His business has been open for a year and a half, and for the last couple of days, business hasn't been going quite as usual.
"It's been very quiet, very slow and people are asking if we are going to stay open," Cardenas said.
Since COVID-19 became a global pandemic many states have urged businesses to either close or make adjustments to their workflow. With more than 300,000 food service jobs in Tennessee businesses like Cardenas' are feeling it too.
"It's nerve-wracking because you don't know what to expect or when it will end," he said.
The deli has removed all condiments from the tables, workers are constantly sanitizing and now curbside is an option. But Oscar said someone has to be thinking about a solution that doesn't involve loans.
"I just got out of debt, I don't want to go into debt struggling," Cardenas said.
There are roughly 30 million small businesses across the U.S. and they employ nearly 60 million people.
"Shop local and remember the little guy remember that little guys that are your neighbors," she said.
However, some possible solutions have popped up.

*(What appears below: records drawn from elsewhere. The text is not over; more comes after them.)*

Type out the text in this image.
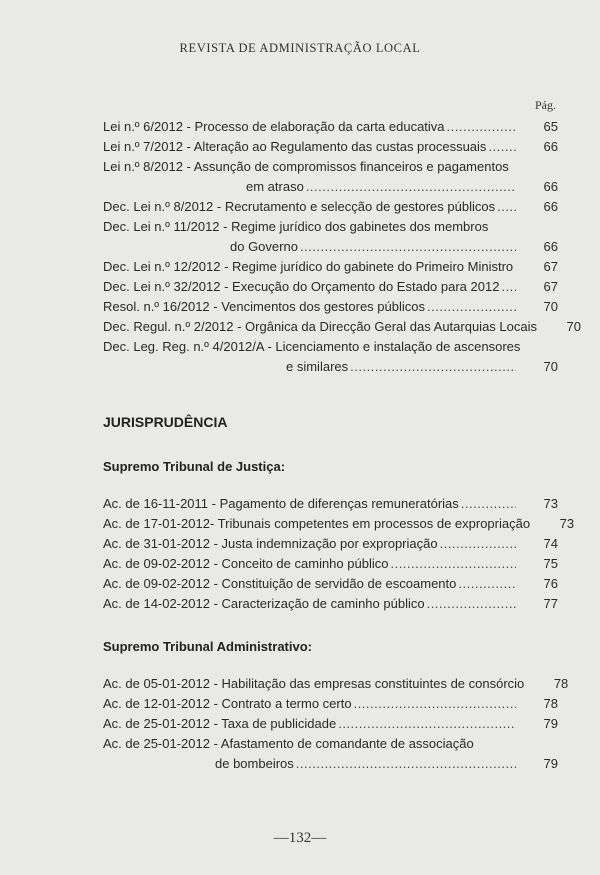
REVISTA DE ADMINISTRAÇÃO LOCAL
Pág.
Lei n.º 6/2012 - Processo de elaboração da carta educativa .....	65
Lei n.º 7/2012 - Alteração ao Regulamento das custas processuais .....	66
Lei n.º 8/2012 - Assunção de compromissos financeiros e pagamentos
em atraso .....	66
Dec. Lei n.º 8/2012 - Recrutamento e selecção de gestores públicos .....	66
Dec. Lei n.º 11/2012 - Regime jurídico dos gabinetes dos membros
do Governo .....	66
Dec. Lei n.º 12/2012 - Regime jurídico do gabinete do Primeiro Ministro .....	67
Dec. Lei n.º 32/2012 - Execução do Orçamento do Estado para 2012 .....	67
Resol. n.º 16/2012 - Vencimentos dos gestores públicos .....	70
Dec. Regul. n.º 2/2012 - Orgânica da Direcção Geral das Autarquias Locais	70
Dec. Leg. Reg. n.º 4/2012/A - Licenciamento e instalação de ascensores
e similares .....	70
JURISPRUDÊNCIA
Supremo Tribunal de Justiça:
Ac. de 16-11-2011 - Pagamento de diferenças remuneratórias .....	73
Ac. de 17-01-2012- Tribunais competentes em processos de expropriação	73
Ac. de 31-01-2012 - Justa indemnização por expropriação .....	74
Ac. de 09-02-2012 - Conceito de caminho público .....	75
Ac. de 09-02-2012 - Constituição de servidão de escoamento .....	76
Ac. de 14-02-2012 - Caracterização de caminho público .....	77
Supremo Tribunal Administrativo:
Ac. de 05-01-2012 - Habilitação das empresas constituintes de consórcio	78
Ac. de 12-01-2012 - Contrato a termo certo .....	78
Ac. de 25-01-2012 - Taxa de publicidade .....	79
Ac. de 25-01-2012 - Afastamento de comandante de associação
de bombeiros .....	79
—132—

In just a day a Gofundme for service workers has already reached almost half of its goal of 10 thousand dollars. It's an option Oscar said many will need.
"How long is it going to be how am I going to get through it and pay my bills," he said. "You've got to put it in God's hands and move forward."
There has been that conversation about solutions from loans to maybe government support but businesses said they would like to see something happen soon.